11. D'une part, il est enjoint à la Caisse des dépôts et consignations de procéder au référencement de la société Edacom sur la plateforme " mon compte formation " dans un délai de sept jours à compter de la notification de la présente ordonnance, sous réserve qu'elle en remplisse toujours les conditions, jusqu'à ce qu'il soit statué au fond. D'autre part, le caractère provisoire des injonctions prononcées par le juge des référés s'oppose en revanche à ce qu'il soit enjoint à la Caisse des dépôts et consignations de verser à la société Edacom la somme que cette dernière réclame, la Caisse des dépôts et consignations devant toutefois réexaminer la situation de la société à cet égard dans un délai d'un mois à compter de la notification de la présente ordonnance. Il n'y a pas lieu, dans les circonstances de l'espèce, d'assortir cette injonction d'une astreinte.

Sur le remboursement des frais de l'instance :

12. Les dispositions de l'article L. 761-1 du code de justice administrative font obstacle à ce que la somme demandée à ce titre par la Caisse des dépôts et des consignations soit mise à la charge de la société Edacom. En revanche, il y a lieu, dans les circonstances de l'espèce, de mettre à la charge de la Caisse des dépôts et consignations une somme de 1 000 euros à verser à la société Edacom au titre de l'article L. 761-1 du code de justice administrative.

O R D O N N E :

Article 1er : L'exécution de la décision de la Caisse des dépôts et consignations en date du 21 septembre 2023 est suspendue.

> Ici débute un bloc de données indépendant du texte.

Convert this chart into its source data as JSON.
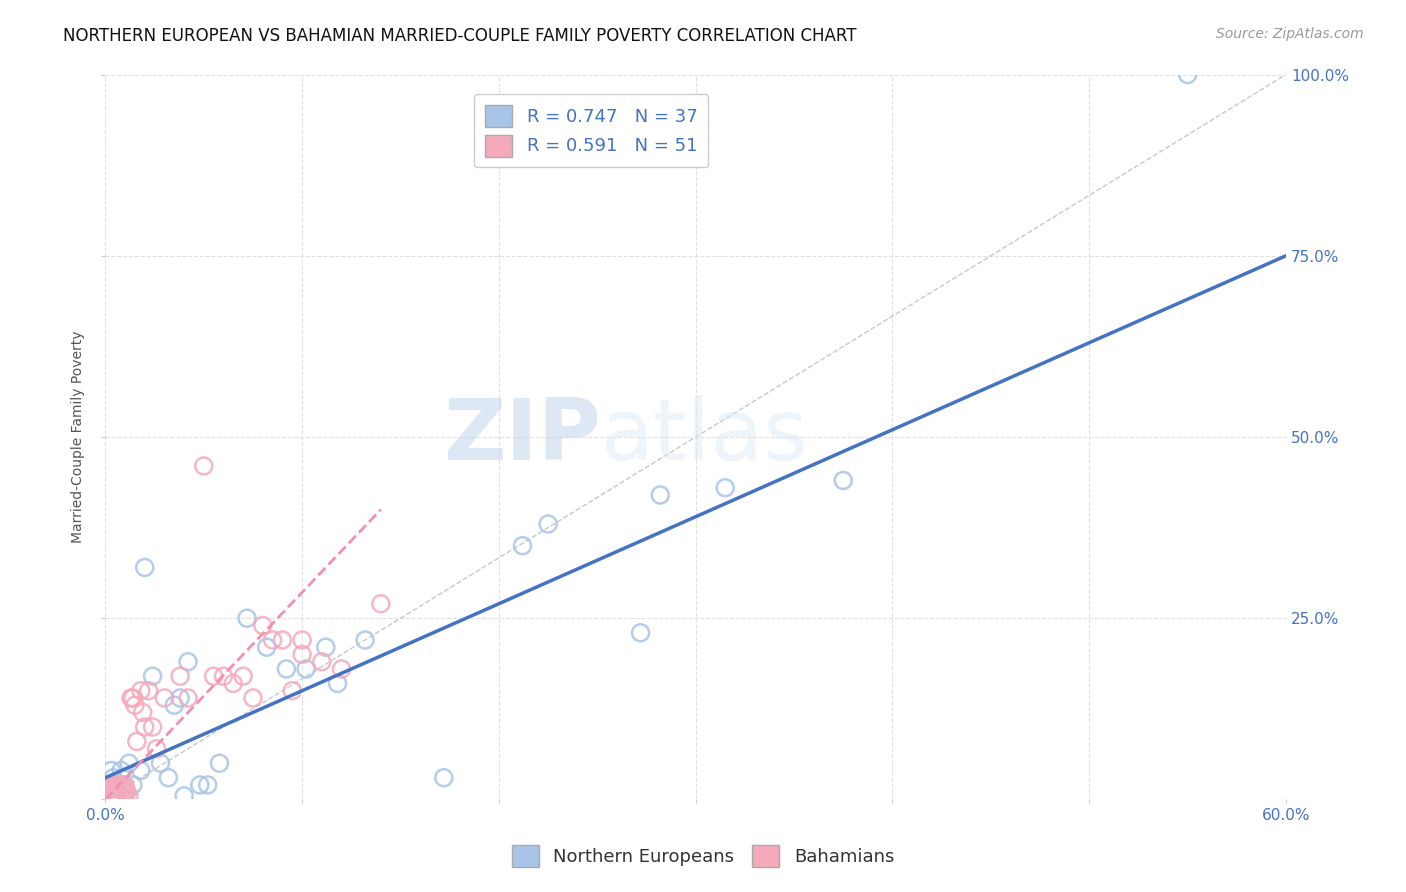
{
  "title": "NORTHERN EUROPEAN VS BAHAMIAN MARRIED-COUPLE FAMILY POVERTY CORRELATION CHART",
  "source": "Source: ZipAtlas.com",
  "ylabel": "Married-Couple Family Poverty",
  "xlim": [
    0,
    0.6
  ],
  "ylim": [
    0,
    1.0
  ],
  "xtick_positions": [
    0.0,
    0.1,
    0.2,
    0.3,
    0.4,
    0.5,
    0.6
  ],
  "xtick_labels": [
    "0.0%",
    "",
    "",
    "",
    "",
    "",
    "60.0%"
  ],
  "ytick_positions": [
    0.0,
    0.25,
    0.5,
    0.75,
    1.0
  ],
  "ytick_labels": [
    "",
    "25.0%",
    "50.0%",
    "75.0%",
    "100.0%"
  ],
  "blue_R": 0.747,
  "blue_N": 37,
  "pink_R": 0.591,
  "pink_N": 51,
  "blue_color": "#A8C4E8",
  "pink_color": "#F4AABB",
  "blue_edge_color": "#7BA7D8",
  "pink_edge_color": "#F080A0",
  "blue_line_color": "#4472C4",
  "pink_line_color": "#F48FB1",
  "ref_line_color": "#C8C8C8",
  "legend_label_blue": "Northern Europeans",
  "legend_label_pink": "Bahamians",
  "watermark_zip": "ZIP",
  "watermark_atlas": "atlas",
  "blue_line_x0": 0.0,
  "blue_line_y0": 0.03,
  "blue_line_x1": 0.6,
  "blue_line_y1": 0.75,
  "pink_line_x0": 0.0,
  "pink_line_y0": 0.0,
  "pink_line_x1": 0.14,
  "pink_line_y1": 0.4,
  "blue_scatter_x": [
    0.02,
    0.04,
    0.003,
    0.004,
    0.004,
    0.005,
    0.006,
    0.008,
    0.009,
    0.01,
    0.012,
    0.014,
    0.018,
    0.024,
    0.028,
    0.032,
    0.035,
    0.038,
    0.042,
    0.048,
    0.052,
    0.058,
    0.072,
    0.082,
    0.092,
    0.102,
    0.112,
    0.118,
    0.132,
    0.172,
    0.212,
    0.225,
    0.272,
    0.282,
    0.315,
    0.375,
    0.55
  ],
  "blue_scatter_y": [
    0.32,
    0.005,
    0.04,
    0.03,
    0.02,
    0.01,
    0.005,
    0.04,
    0.02,
    0.01,
    0.05,
    0.02,
    0.04,
    0.17,
    0.05,
    0.03,
    0.13,
    0.14,
    0.19,
    0.02,
    0.02,
    0.05,
    0.25,
    0.21,
    0.18,
    0.18,
    0.21,
    0.16,
    0.22,
    0.03,
    0.35,
    0.38,
    0.23,
    0.42,
    0.43,
    0.44,
    1.0
  ],
  "pink_scatter_x": [
    0.003,
    0.003,
    0.004,
    0.004,
    0.004,
    0.004,
    0.004,
    0.005,
    0.005,
    0.005,
    0.005,
    0.005,
    0.005,
    0.005,
    0.005,
    0.006,
    0.008,
    0.009,
    0.01,
    0.01,
    0.01,
    0.011,
    0.012,
    0.013,
    0.014,
    0.015,
    0.016,
    0.018,
    0.019,
    0.02,
    0.022,
    0.024,
    0.026,
    0.03,
    0.038,
    0.042,
    0.05,
    0.055,
    0.06,
    0.065,
    0.07,
    0.075,
    0.08,
    0.085,
    0.09,
    0.095,
    0.1,
    0.1,
    0.11,
    0.12,
    0.14
  ],
  "pink_scatter_y": [
    0.02,
    0.015,
    0.02,
    0.015,
    0.01,
    0.008,
    0.005,
    0.02,
    0.015,
    0.01,
    0.008,
    0.005,
    0.004,
    0.003,
    0.003,
    0.02,
    0.02,
    0.015,
    0.02,
    0.015,
    0.012,
    0.01,
    0.005,
    0.14,
    0.14,
    0.13,
    0.08,
    0.15,
    0.12,
    0.1,
    0.15,
    0.1,
    0.07,
    0.14,
    0.17,
    0.14,
    0.46,
    0.17,
    0.17,
    0.16,
    0.17,
    0.14,
    0.24,
    0.22,
    0.22,
    0.15,
    0.22,
    0.2,
    0.19,
    0.18,
    0.27
  ],
  "title_fontsize": 12,
  "axis_label_fontsize": 10,
  "tick_fontsize": 11,
  "legend_fontsize": 13,
  "source_fontsize": 10
}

Article 2 : Il est enjoint à la Caisse des dépôts et consignations de procéder au référencement de la société Edacom sur la plateforme " mon compte formation " dans un délai de sept jours à compter de la notification de la présente ordonnance, sous réserve qu'elle en remplisse toujours les conditions et de réexaminer la situation de la société Edacom au regard des versements à effectuer dans un délai d'un mois à compter de la notification de la présente ordonnance.

Article 3 : La Caisse des dépôts et consignations, versera à la société Edacom la somme de 1 000 euros (mille euros) en application des dispositions de l'article L. 761-1 du code de justice administrative.

Article 4 : Le surplus des conclusions de la requête est rejeté.

Article 5 : Les conclusions de la Caisse des dépôts et consignations tendant au remboursement des frais de l'instance sont rejetées.

Article 6 : La présente ordonnance sera notifiée à la société Edacom et à la Caisse des dépôts et consignations.

Fait à Paris, le 27 novembre 2023.

Le juge des référés,

J-Ch. GRACIA

La République mande et ordonne à la ministre du travail, de l'emploi et de l'insertion en ce qui la concerne ou à tous huissiers de justice à ce requis en ce qui concerne les voies de droit commun contre les parties privées, de pourvoir à l'exécution de la présente décision.